During this stage of its existence the caterpillar moults five times and the larva period varies somewhat according to the weather from one to three weeks.
The chrysalis or pupa state covers from one week to four, and at last emerges as a beautiful olive gray moth with a purplish lustre.
In about four days the female commences to lay eggs very rapidly and will lay sometimes as many as six hundred during its life. No wonder, then, with several generations during a season and vast numbers of moths, that untold damages can be wrought by these particular insects in a single season.
A number of remedies has been successfully applied in the direction of spraying various chemical solutions, and in sowing plants which have had the direct effect of reducing the spread of this terrible pest. Its method of working can be seen on referring to [Fig. 4].
Now the Boll-Caterpillar, though it lives much in the same way as the Alethia, has a very different method of procedure so far as its destructive habits are concerned.
And its fields and pastures, too, are by no means confined to one continent, or to one kind of plant, for it attacks both the tomato and corn plants. According to Dr. Howard, "It feeds upon peas, beans, tobacco, pumpkin, squash, okra, and a number of garden flowering plants, such as cultivated geranium, gladiolus, mignonette, as well as a number of wild plants." As the name indicates, the Boll-Caterpillar makes the boll its happy hunting-ground. The eggs are laid in the same way by the parent moth as the Cotton Caterpillar or Alethia, and when hatched the young powerfully jawed caterpillar makes its way to the newly-formed boll, and applying itself vigorously, very soon gains an entrance. Here it rests for a time, eating away at the best it can find. It ultimately emerges and is transformed into the pupa, taking up its quarters in the ground, until the next change takes place, when in a week or two's time it appears as a moth much the same in size as its cousin the Alethia, but coloured ochre yellow to dull olive-green and being more varied in its markings. It will lay during one season about 500 eggs.
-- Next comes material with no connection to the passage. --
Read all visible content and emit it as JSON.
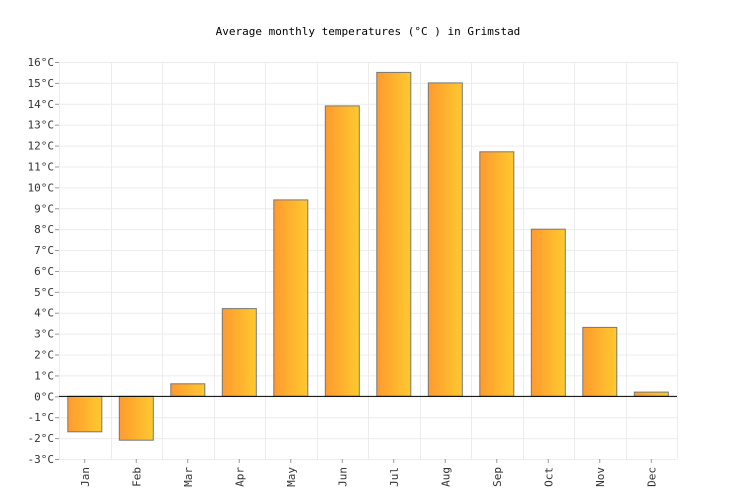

Many remedies have been applied for the extirpation of this particular insect, but these only seem to have met with partial success. It will readily be seen how much more difficult this pest is to deal with than the preceding one. Living as it does in the boll and in the ground for a great part of its existence, it will be exceedingly difficult to get at.
In Mexico what is known as the Cotton-Boll Weevil (Anthonomus grundis) appears to do great mischief to the Cotton plant. It does most damage during the larvæ stage, eating up the tender portions of the boll while in residence here. When matured it is only a little under half an inch in length.
Many other insects act injuriously upon the Cotton plant, but the following may be taken as the chief: Cotton Cutworm (Feltia malefida); Cotton lice (Aphis gossypii). Among the lepidoptera may be mentioned, Cocæcia rosaceana, or "Leaf-roller," so called from its habit of curiously rolling the leaves of the Cotton plant and then feeding inside the roll. Then grasshoppers and locusts occasionally do some damage, as well as a beetle named Ataxia crypta, which is noted for attacking the stalks of the Cotton plants, but it should be pointed out this beetle does not prey upon healthy and vigorous plants at all.
Scores of other insects could be mentioned as injurious, though some of them do but very slight damage indeed to the Cotton plant.